Bug #2397
Difference between single rank and multiple rank when pulling using constraints relative to rest of the system
Description
I noticed that I get completely different e.g. pull forces and temperature on a run started on a GPU server running NB and PME on GPU and then continued from a restart file on the PDC Beskow supercomputer running MPI (no GPUs).
Continuing from a checkpoint on a different hardware would not make the results binary identical, but in this case the difference is remarkable. The pull forces and temperature fluctuations are a lot higher on Beskow. I guess something is going wrong and I guess the output from the GPU server is correct, based only on the fact that it is more stable.
I'm attaching the pull force and temperature output and the log file from a run where the first 100 ps are run on a GPU server, the next 200 ps on Beskow and then 200 ps on the GPU server again.
Associated revisions
Fixes a bug in pull group size calculation
The wrong atom indexes were used when checking the coordinates
of atoms in a pull group (commit aa102e691d59b4de37c8e4).

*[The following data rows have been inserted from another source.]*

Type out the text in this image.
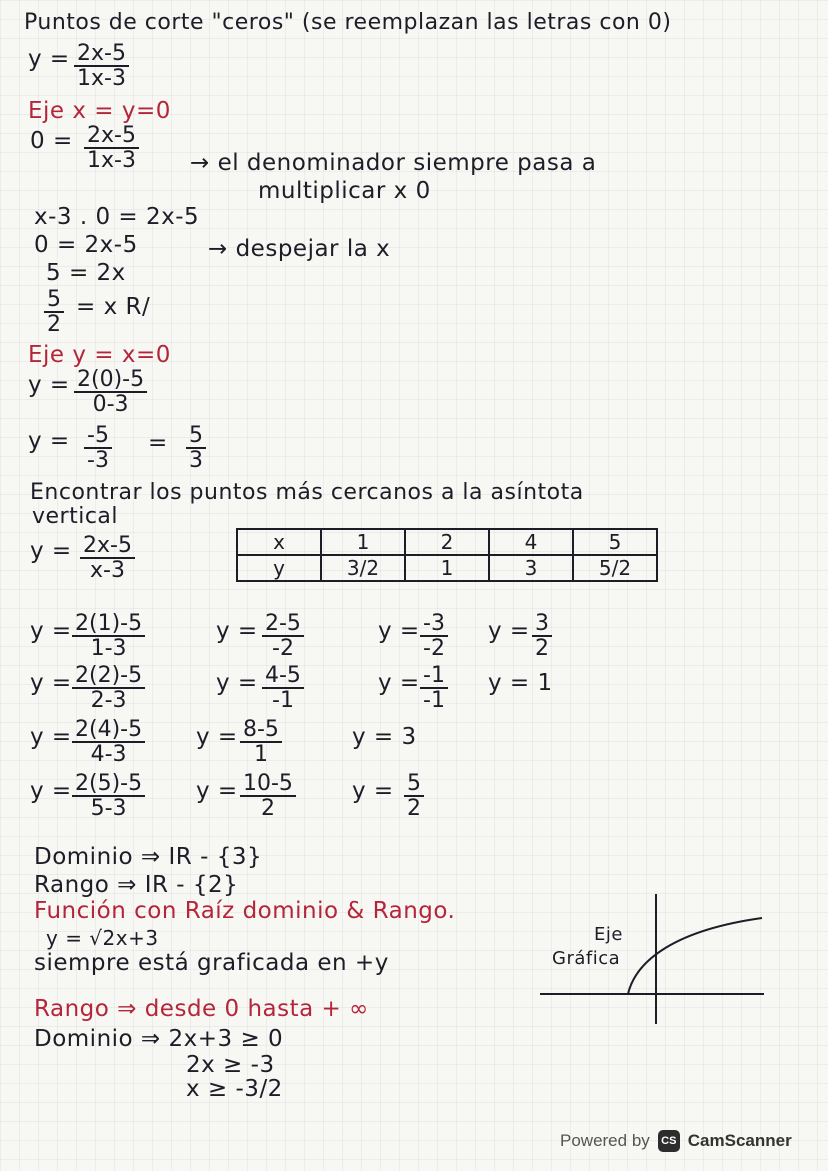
Puntos de corte "ceros" (se reemplazan las letras con 0)
$y = \frac{2x-5}{1x-3}$
Eje x = y=0
$0 = \frac{2x-5}{1x-3}$ → el denominador siempre pasa a
multiplicar x 0
x-3 . 0 = 2x-5
0 = 2x-5	→ despejar la x
5 = 2x
$\frac{5}{2} = x$ R/
Eje y = x=0
$y = \frac{2(0)-5}{0-3}$
$y = \frac{-5}{-3} = \frac{5}{3}$
Encontrar los puntos más cercanos a la asíntota
vertical
$y = \frac{2x-5}{x-3}$	x	1	2	4	5
y	3/2	1	3	5/2
$y = \frac{2(1)-5}{1-3}$	$y = \frac{2-5}{-2}$	$y = \frac{-3}{-2}$ $y = \frac{3}{2}$
$y = \frac{2(2)-5}{2-3}$	$y = \frac{4-5}{-1}$	$y = \frac{-1}{-1}$ y = 1
$y = \frac{2(4)-5}{4-3}$ $y = \frac{8-5}{1}$	y = 3
$y = \frac{2(5)-5}{5-3}$ $y = \frac{10-5}{2}$ $y = \frac{5}{2}$
Dominio ⇒ IR - {3}
Rango ⇒ IR - {2}
Función con Raíz dominio & Rango.
y = √2x+3
siempre está graficada en +y
Eje
Gráfica
Rango ⇒ desde 0 hasta + ∞
Dominio ⇒ 2x+3 ≥ 0
2x ≥ -3
x ≥ -3/2
Powered by	CS CamScanner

That lead to false reports of too large pull group
(and presumably false negatives). This fixes the problem.
Refs #2397
Change-Id: Ib7d7e648204c0d1b219714610de7fb5842713048
History
#1 Updated by Magnus Lundborg about 3 years ago
Would it be possible that domain decomposition might affect the center of mass positions and thereby upset pulling using constraints? I haven't seen this when pulling with an absolute reference - only related to the rest of the system.
#2 Updated by Berk Hess about 3 years ago
Could it be that with MPI the global communication frequency, and thus also the COM removal frequency, is automatically increased?

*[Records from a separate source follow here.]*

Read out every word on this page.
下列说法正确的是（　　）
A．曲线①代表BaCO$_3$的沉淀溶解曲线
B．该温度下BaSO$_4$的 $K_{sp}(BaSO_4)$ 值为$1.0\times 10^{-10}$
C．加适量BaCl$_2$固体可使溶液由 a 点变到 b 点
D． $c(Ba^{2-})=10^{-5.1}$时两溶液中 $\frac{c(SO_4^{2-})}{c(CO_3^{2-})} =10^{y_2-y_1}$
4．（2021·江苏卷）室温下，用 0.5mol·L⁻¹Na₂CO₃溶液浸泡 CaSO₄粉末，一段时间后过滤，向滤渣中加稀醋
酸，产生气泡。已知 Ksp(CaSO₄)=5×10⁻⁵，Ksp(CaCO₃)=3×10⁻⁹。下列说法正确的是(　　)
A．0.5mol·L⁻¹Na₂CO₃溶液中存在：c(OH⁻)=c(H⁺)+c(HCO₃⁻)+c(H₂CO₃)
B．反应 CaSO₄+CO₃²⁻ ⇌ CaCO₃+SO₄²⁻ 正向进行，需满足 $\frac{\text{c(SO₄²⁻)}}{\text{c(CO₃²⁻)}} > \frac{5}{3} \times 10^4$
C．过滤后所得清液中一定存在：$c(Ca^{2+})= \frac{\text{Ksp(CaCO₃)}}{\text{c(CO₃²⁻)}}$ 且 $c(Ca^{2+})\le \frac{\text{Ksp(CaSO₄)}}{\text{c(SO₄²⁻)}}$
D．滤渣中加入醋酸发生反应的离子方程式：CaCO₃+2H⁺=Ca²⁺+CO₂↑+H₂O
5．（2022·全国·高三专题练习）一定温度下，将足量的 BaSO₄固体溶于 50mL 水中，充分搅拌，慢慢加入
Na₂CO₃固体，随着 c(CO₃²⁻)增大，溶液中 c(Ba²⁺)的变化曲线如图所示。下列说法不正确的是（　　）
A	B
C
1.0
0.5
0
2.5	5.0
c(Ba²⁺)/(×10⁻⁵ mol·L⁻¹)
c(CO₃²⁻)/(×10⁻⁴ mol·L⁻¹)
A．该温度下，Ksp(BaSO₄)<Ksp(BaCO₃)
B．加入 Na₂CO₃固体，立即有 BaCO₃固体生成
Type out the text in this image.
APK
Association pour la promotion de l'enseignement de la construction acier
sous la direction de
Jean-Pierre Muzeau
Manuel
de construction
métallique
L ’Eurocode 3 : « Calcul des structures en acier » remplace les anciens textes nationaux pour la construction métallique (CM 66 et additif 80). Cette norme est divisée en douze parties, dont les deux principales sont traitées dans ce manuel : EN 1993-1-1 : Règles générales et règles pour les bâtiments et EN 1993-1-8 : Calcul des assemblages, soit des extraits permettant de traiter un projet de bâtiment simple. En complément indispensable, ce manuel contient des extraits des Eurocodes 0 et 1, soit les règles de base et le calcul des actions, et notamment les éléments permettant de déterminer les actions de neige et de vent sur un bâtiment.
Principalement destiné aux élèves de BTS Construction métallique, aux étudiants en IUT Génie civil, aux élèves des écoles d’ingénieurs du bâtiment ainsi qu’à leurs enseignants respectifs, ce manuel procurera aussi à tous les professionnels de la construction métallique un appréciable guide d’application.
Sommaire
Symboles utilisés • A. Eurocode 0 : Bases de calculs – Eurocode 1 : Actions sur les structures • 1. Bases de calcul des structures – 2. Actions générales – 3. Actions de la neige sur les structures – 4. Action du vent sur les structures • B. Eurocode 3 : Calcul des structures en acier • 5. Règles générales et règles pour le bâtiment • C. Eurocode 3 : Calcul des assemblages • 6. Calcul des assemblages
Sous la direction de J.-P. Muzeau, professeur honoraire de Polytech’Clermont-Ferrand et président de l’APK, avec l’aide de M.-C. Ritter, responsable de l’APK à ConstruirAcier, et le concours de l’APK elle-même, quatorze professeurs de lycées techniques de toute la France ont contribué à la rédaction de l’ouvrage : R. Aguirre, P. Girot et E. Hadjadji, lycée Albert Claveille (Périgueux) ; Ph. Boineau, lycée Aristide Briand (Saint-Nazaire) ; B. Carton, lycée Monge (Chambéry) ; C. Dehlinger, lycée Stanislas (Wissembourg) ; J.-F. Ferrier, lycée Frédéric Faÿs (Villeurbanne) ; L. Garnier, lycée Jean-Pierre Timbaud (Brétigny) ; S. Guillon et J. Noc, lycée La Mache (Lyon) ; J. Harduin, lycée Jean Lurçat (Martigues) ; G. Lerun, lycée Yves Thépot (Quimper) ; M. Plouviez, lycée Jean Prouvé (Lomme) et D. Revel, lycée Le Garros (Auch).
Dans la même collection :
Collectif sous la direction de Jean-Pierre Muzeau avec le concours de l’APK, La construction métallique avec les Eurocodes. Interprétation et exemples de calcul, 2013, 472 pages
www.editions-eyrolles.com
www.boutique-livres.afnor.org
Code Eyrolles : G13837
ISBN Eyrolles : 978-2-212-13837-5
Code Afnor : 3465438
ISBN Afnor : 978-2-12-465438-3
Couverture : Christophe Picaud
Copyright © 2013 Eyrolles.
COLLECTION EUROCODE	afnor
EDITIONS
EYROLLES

#3 Updated by Magnus Lundborg about 3 years ago
- Subject changed from Difference between MPI and thread-MPI version pulling using constraints relative to rest of the system to Difference between single rank and multiple rank when pulling using constraints relative to rest of the system
The problem was identified to be related to single rank vs multiple rank. Subject updated.

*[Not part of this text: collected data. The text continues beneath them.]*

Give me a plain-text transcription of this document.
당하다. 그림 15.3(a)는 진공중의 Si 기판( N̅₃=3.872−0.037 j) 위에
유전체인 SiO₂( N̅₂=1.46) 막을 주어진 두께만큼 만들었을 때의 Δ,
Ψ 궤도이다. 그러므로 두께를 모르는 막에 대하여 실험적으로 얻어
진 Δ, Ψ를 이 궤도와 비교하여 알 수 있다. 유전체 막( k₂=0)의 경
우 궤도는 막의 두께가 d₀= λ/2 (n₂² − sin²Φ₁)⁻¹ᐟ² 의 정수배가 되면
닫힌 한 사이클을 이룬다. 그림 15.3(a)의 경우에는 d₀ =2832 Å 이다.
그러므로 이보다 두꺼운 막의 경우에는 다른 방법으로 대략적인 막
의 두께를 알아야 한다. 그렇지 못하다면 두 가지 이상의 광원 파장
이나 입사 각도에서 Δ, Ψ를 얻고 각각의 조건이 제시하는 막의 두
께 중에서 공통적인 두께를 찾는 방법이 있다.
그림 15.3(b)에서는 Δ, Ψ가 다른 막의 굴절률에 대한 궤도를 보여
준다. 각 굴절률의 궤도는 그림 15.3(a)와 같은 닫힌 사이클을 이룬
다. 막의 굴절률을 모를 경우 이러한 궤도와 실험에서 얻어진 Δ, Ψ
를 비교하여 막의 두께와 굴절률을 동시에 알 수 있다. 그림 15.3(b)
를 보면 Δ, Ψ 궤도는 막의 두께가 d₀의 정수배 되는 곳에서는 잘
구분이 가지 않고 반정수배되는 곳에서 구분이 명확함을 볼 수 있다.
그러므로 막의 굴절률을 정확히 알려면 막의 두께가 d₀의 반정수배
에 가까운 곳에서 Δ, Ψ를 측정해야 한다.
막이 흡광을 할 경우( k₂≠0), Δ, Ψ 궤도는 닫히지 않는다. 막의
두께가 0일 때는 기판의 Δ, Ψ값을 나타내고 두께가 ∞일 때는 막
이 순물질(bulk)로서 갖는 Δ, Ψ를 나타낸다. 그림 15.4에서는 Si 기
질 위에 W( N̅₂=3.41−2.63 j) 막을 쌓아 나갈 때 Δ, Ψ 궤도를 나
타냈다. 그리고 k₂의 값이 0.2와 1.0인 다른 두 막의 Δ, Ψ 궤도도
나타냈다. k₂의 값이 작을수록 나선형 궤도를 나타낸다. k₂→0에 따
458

#4 Updated by Mark Abraham about 3 years ago
- Assignee set to Berk Hess
- Target version changed from 2018.1 to 2018.2
Berk is still looking into this
#5 Updated by Mark Abraham over 2 years ago
Have we progressed here?
#6 Updated by Mark Abraham over 2 years ago
- Target version changed from 2018.2 to 2018.3
#7 Updated by Berk Hess over 2 years ago
- Status changed from New to Feedback wanted
I don't recall the status of this.
Magnus, is this still an issue, or did this somehow get resolved?
#8 Updated by Magnus Lundborg over 2 years ago
The behavior still remains with the current master branch. It is possible that this is due to a too large pull group (in this case I am pulling two molecules related to the rest of the system) causing problems with the center of mass on multiple ranks.
#9 Updated by Paul Bauer over 2 years ago
- Target version changed from 2018.3 to 2018.4
Hello, if the issue is still present I'll move the target to the next point release, if people think it might be possible to resolve it until then.
#10 Updated by Berk Hess over 2 years ago
The issue is that the pull group contains atoms further away than half the box size from the pbc atom. Such cases should not be supported.
I thought there was a check for this, but there is not. Should I add a check for release-2018?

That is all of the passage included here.